Articles | Volume 14, issue 9
Research article
15 May 2017
Research article |  | 15 May 2017

Air–water CO2 evasion from US East Coast estuaries

Goulven Gildas Laruelle, Nicolas Goossens, Sandra Arndt, Wei-Jun Cai, and Pierre Regnier

Abstract. This study presents the first regional-scale assessment of estuarine CO2 evasion along the US East Coast (25–45° N). The focus is on 42 tidal estuaries, which together drain a catchment of 697 000 km2 or 76 % of the total area within this latitudinal band. The approach is based on the Carbon–Generic Estuary Model (C-GEM) that allows the simulation of hydrodynamics, transport, and biogeochemistry for a wide range of estuarine systems using readily available geometric parameters and global databases of seasonal climatic, hydraulic, and riverine biogeochemical information. Our simulations, performed using conditions representative of the year 2000, suggest that, together, US East Coast estuaries emit 1.9 Tg C yr−1 in the form of CO2, which corresponds to about 40 % of the carbon inputs from rivers, marshes, and mangroves.
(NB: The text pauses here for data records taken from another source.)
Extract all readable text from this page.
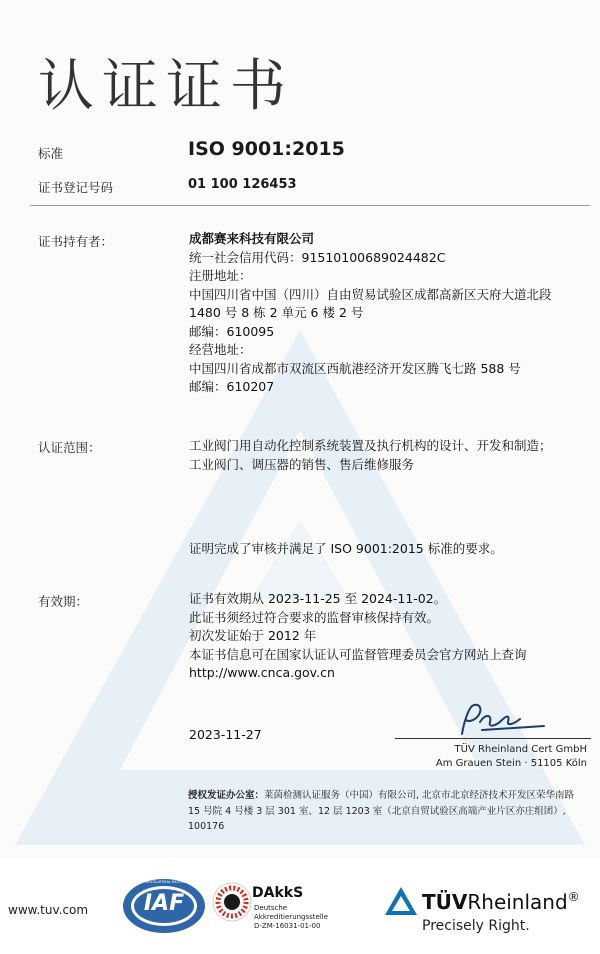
认证证书
标准	ISO 9001:2015
证书登记号码	01 100 126453
证书持有者：	成都赛来科技有限公司
统一社会信用代码：91510100689024482C
注册地址：
中国四川省中国（四川）自由贸易试验区成都高新区天府大道北段
1480 号 8 栋 2 单元 6 楼 2 号
邮编：610095
经营地址：
中国四川省成都市双流区西航港经济开发区腾飞七路 588 号
邮编：610207
认证范围：	工业阀门用自动化控制系统装置及执行机构的设计、开发和制造；
工业阀门、调压器的销售、售后维修服务
证明完成了审核并满足了 ISO 9001:2015 标准的要求。
有效期：	证书有效期从 2023-11-25 至 2024-11-02。
此证书须经过符合要求的监督审核保持有效。
初次发证始于 2012 年
本证书信息可在国家认证认可监督管理委员会官方网站上查询
http://www.cnca.gov.cn
2023-11-27
TÜV Rheinland Cert GmbH
Am Grauen Stein · 51105 Köln
授权发证办公室：莱茵检测认证服务（中国）有限公司, 北京市北京经济技术开发区荣华南路
15 号院 4 号楼 3 层 301 室、12 层 1203 室（北京自贸试验区高端产业片区亦庄组团）,
100176
www.tuv.com	IAF
MEMBER OF MULTILATERAL RECOGNITION ARRANGEMENT
DAkkS
Deutsche
Akkreditierungsstelle
D-ZM-16031-01-00
TÜVRheinland®
Precisely Right.
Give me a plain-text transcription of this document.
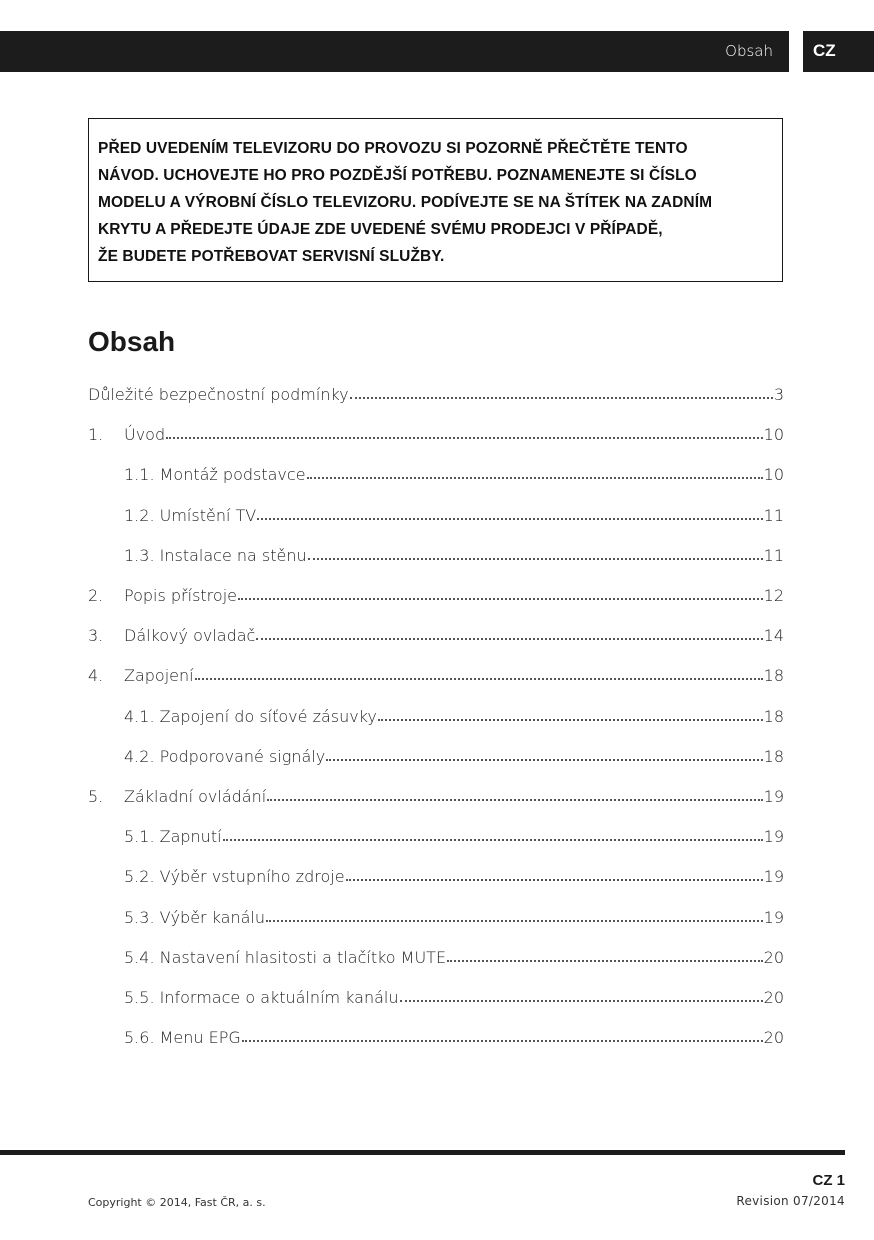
Obsah CZ
PŘED UVEDENÍM TELEVIZORU DO PROVOZU SI POZORNĚ PŘEČTĚTE TENTO
NÁVOD. UCHOVEJTE HO PRO POZDĚJŠÍ POTŘEBU. POZNAMENEJTE SI ČÍSLO
MODELU A VÝROBNÍ ČÍSLO TELEVIZORU. PODÍVEJTE SE NA ŠTÍTEK NA ZADNÍM
KRYTU A PŘEDEJTE ÚDAJE ZDE UVEDENÉ SVÉMU PRODEJCI V PŘÍPADĚ,
ŽE BUDETE POTŘEBOVAT SERVISNÍ SLUŽBY.
Obsah
Důležité bezpečnostní podmínky	3
1.	Úvod	10
1.1. Montáž podstavce	10
1.2. Umístění TV	11
1.3. Instalace na stěnu	11
2.	Popis přístroje	12
3.	Dálkový ovladač	14
4.	Zapojení	18
4.1. Zapojení do síťové zásuvky	18
4.2. Podporované signály	18
5.	Základní ovládání	19
5.1. Zapnutí	19
5.2. Výběr vstupního zdroje	19
5.3. Výběr kanálu	19
5.4. Nastavení hlasitosti a tlačítko MUTE	20
5.5. Informace o aktuálním kanálu	20
5.6. Menu EPG	20
CZ 1
Copyright © 2014, Fast ČR, a. s.	Revision 07/2014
Carbon removal within estuaries results from a combination of physical (outgassing of supersaturated riverine waters) and biogeochemical processes (net heterotrophy and nitrification). The CO2 evasion and its underlying drivers show important variations across individual systems, but reveal a clear latitudinal pattern characterized by a decrease in the relative importance of physical over biogeochemical processes along a north–south gradient. Finally, the results reveal that the ratio of estuarine surface area to the river discharge, SQ (which has a scale of per meter discharged water per year), could be used as a predictor of the estuarine carbon processing in future regional- and global-scale assessments.

Short summary
The C-GEM generic reactive-transport model is applied to each tidal estuary of the US East Coast. Seasonal simulations are performed, which allows the understanding and quantification of the effect of the estuarine filter on the lateral fluxes of carbon coming from rivers.